Monday, April 15, 2024

Hiroshi Teshigahara | おとし穴 Otoshiana (Pitfall) / 1962

the man in white

by Douglas Messerli

 

Kōbō Abe (screenplay), Hiroshi Teshigahara (director) おとし穴 Otoshiana (Pitfall) / 1962

 

Increasingly through the years, as I have watched the films of Hiroshi Teshigahara based on writings by Kōbō Abe, I have come to see him as one of the most innovative of Japanese film directors. In even his first feature film, Pitfall, which I saw the other day, I discovered a breathtaking work that brought politics into a kind of surrealist world, as an iterant miner and his young son get involved in Japanese union politics simply because Otsuka (Hisashi Igawa) is a dead-ringer for the union boss, representing Union 2, who has dared to defy the more dominant union boss from Union 1.

 


      The lookalike Otsuka is stalked and later killed by a man in a white suit (Kunie Tanaka) when he returns to an abandoned mine surrounded by a strange ghost-like mining town which now has only one woman shopkeeper (Sumie Sasaki) who seems to sell only candy and trinkets to the ghosts, like Otsuka, who occasionally appear at her doorstep.

     The odd mix-up of politics and ghost-stories is heightened by the modernist music of Toshi Ichiyanagi and Yuji Takahashi, and the sets, which present such a deep desolation that one might imagine himself suddenly transported into an ancient gold-mining town of the old West in the US. Here everything is gray and totally washed out, while the man in white and Otsuka’s son (Kazuo Miyahara)—murderer and hidden observer of all events, stand out in this ghostly landscape, the one because of his costume and determination, the other by his innocent beauty.



       The only other witness to the crime is the shopkeeper who is paid by the man in white to tell a false story, further incriminating the lookalike union leader and his opposing union head—even though, in reality, these two have worked carefully together to restrain any worker resentment.

      A bit like Billy Wilder’s Ace in the Hole, it is the reporters (particularly Kei Satō) who stir up events, suggesting to both union leaders that each other has plotted against one another.


       When the two union bosses determine to visit the old mine for evidence, they come across the body of the shopkeeper, who has now also been killed by the man in white, after being raped by a local policeman.
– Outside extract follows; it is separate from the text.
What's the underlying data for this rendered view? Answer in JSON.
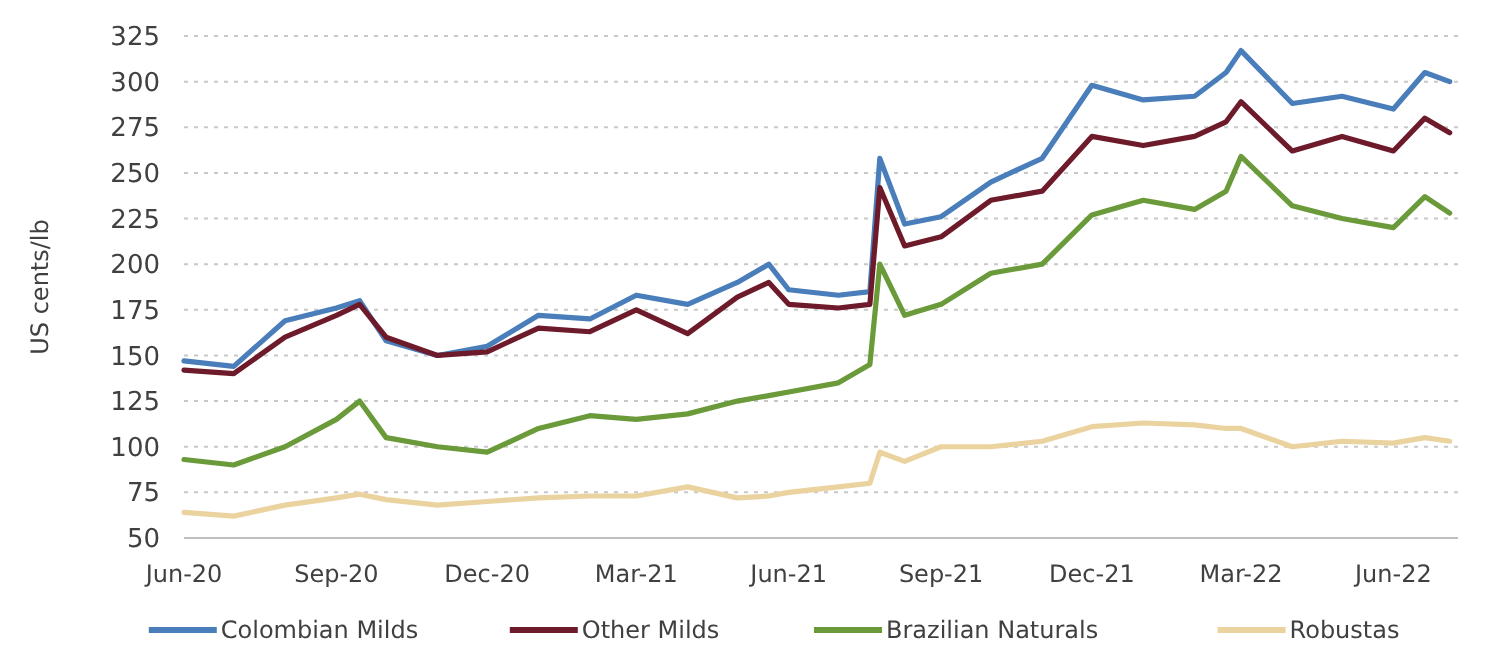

These men blame one another, eventually moving into a battle, which ends in both their deaths, while the ghosts of Otsuka and the shopkeeper look on, Otsuka desperately attempting to discover why he and the shopkeeper have both been killed.

       As an older ghost warns, there will be no easy answers and what he might discover will be even more disturbing than the facts—truths they gradually discover as the man in white jumps onto his motorcycle, suggesting that everything has worked out precisely as planned, before he rides off into the sunset.
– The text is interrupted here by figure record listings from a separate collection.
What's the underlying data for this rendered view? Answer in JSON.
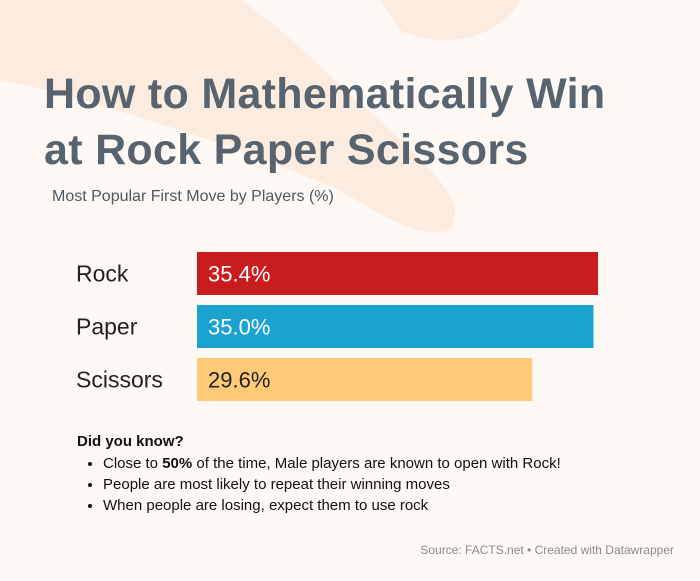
{
  "title_line1": "How to Mathematically Win",
  "title_line2": "at Rock Paper Scissors",
  "subtitle": "Most Popular First Move by Players (%)",
  "chart_data": {
    "type": "bar",
    "orientation": "horizontal",
    "categories": [
      "Rock",
      "Paper",
      "Scissors"
    ],
    "values": [
      35.4,
      35.0,
      29.6
    ],
    "labels": [
      "35.4%",
      "35.0%",
      "29.6%"
    ],
    "colors": [
      "#c91c1f",
      "#1aa3d1",
      "#ffca75"
    ],
    "title": "How to Mathematically Win at Rock Paper Scissors",
    "subtitle": "Most Popular First Move by Players (%)",
    "grid": false
  },
  "notes": {
    "heading": "Did you know?",
    "items": [
      {
        "pre": "Close to ",
        "bold": "50%",
        "post": " of the time, Male players are known to open with Rock!"
      },
      {
        "pre": "People are most likely to repeat their winning moves",
        "bold": "",
        "post": ""
      },
      {
        "pre": "When people are losing, expect them to use rock",
        "bold": "",
        "post": ""
      }
    ]
  },
  "source": "Source: FACTS.net • Created with Datawrapper"
}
      Perhaps the real “pitfall” here has not been a death in the dangerous mines, but Otsuka’s belief, despite his own nefarious attempts to make a living by operating in off-zone territories, that there is a single “truth.” At heart, he is an honest man, demanding that when his son steals a piece of candy from the shopkeeper that he pay for it.


     Strangely, it is only the son who might be able to tell the whole story, although he is too young to speak it or to even assimilate the events he has seen.

       And how might we account for the accidental “doublings” of appearance between Otuska and the Union 2 boss? Are they simply aspects of one another, a kind of earlier apparition of what the second Union boss was as a younger man? Clearly, they are twins of some sort, their lives intertwined in the mining world present and past. And why has the shopkeeper stayed on to serve a community which no longer exists. Both figures were ghosts even before they died.

      One can only imagine that perhaps the man in white is the future itself, a kind of Rod Serling-like figure who imposes the demands of the future upon the world of the past. If nothing else, with the murders of Otsuka and the shopkeeper the Old Union mine is now only a city of ghosts. No one is there any longer to even care for it—except, we presume, in the later memories of Otsuka’s wide-eyed son. We might even suggest that this haunting film might be his own story.

 

Los Angeles, February 3, 2019

Reprinted from World Cinema Review (February 2019).